Case Presentation: A 58-year-old man originally from Ethiopia with severe disability from a recent stroke presented to the Grady Emergency Department from a nursing facility with fever, tachycardia, and hypotension. Additional medical history includes hypertension, type 2 diabetes, latent TB infection undergoing treatment, and malaria infection within the last year. His initial workup showed lactic acidosis, normocytic anemia, and increased reticulocytes. He was treated for septic shock of unknown origin with vancomycin and piperacillin-tazobactam, but he continued to have cyclic fevers despite antibiotic therapy. An incidental finding on blood smear showed parasitemia, which led to a diagnosis of relapsed malaria infection with Plasmodium vivax species. After consultation with clinical pharmacists, he was treated with high-dose atovaquone-proguanil and primaquine. He had clearance of parasitemia after four days of therapy and was discharged. He was asymptomatic at multiple follow-up appointments and had a negative malaria smear one month after discharge.

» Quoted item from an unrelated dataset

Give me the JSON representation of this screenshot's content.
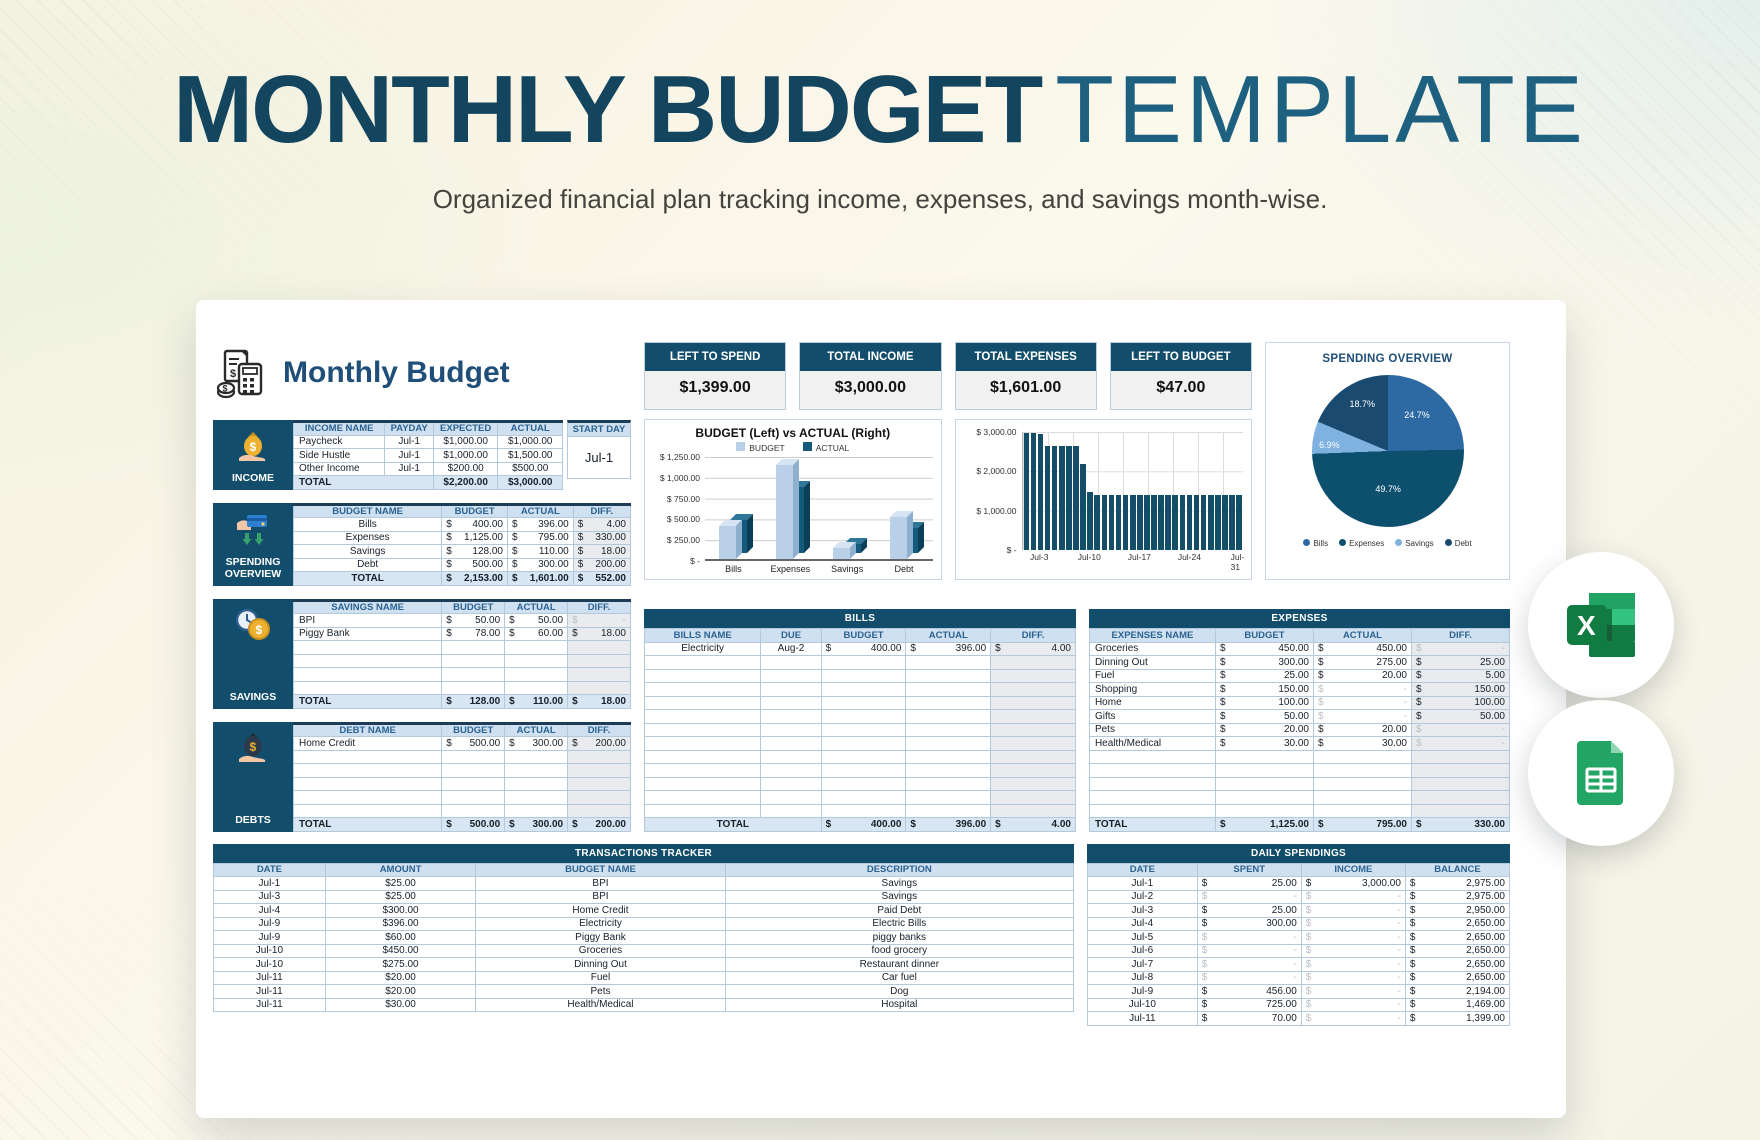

Discussion: Several factors complicated the selection of anti-malarial therapy for this patient. First-line agent artemether-lumefantrine was not viable due to drug-drug interactions with rifampin. Second-line agent chloroquine was not viable due to resistance in Ethiopia. Given the pharmacokinetic constraints, high-dose atovaquone-proguanil was chosen to treat his acute infection. Despite increased metabolism of atovaquone-proguanil due to rifampin, he had clearance of parasitemia after 4 days of therapy. For treating residual hypnozoites, first-line agent tafenoquine could not be used due to procurement issues, leading to the choice of a 14-day course of primaquine. Ultimately, he was seen at 1- and 3-month follow-ups with no evidence of repeat relapse.
Conclusions: For patients with history of malaria infection with P. vivax or P. ovale, it is advantageous to include relapsed infection in differential diagnosis of any new febrile illness. Additionally, drug-drug interactions, potential resistance in the region of transmission, and medication availability are all important considerations for selecting an effective anti-malarial therapeutic regimen.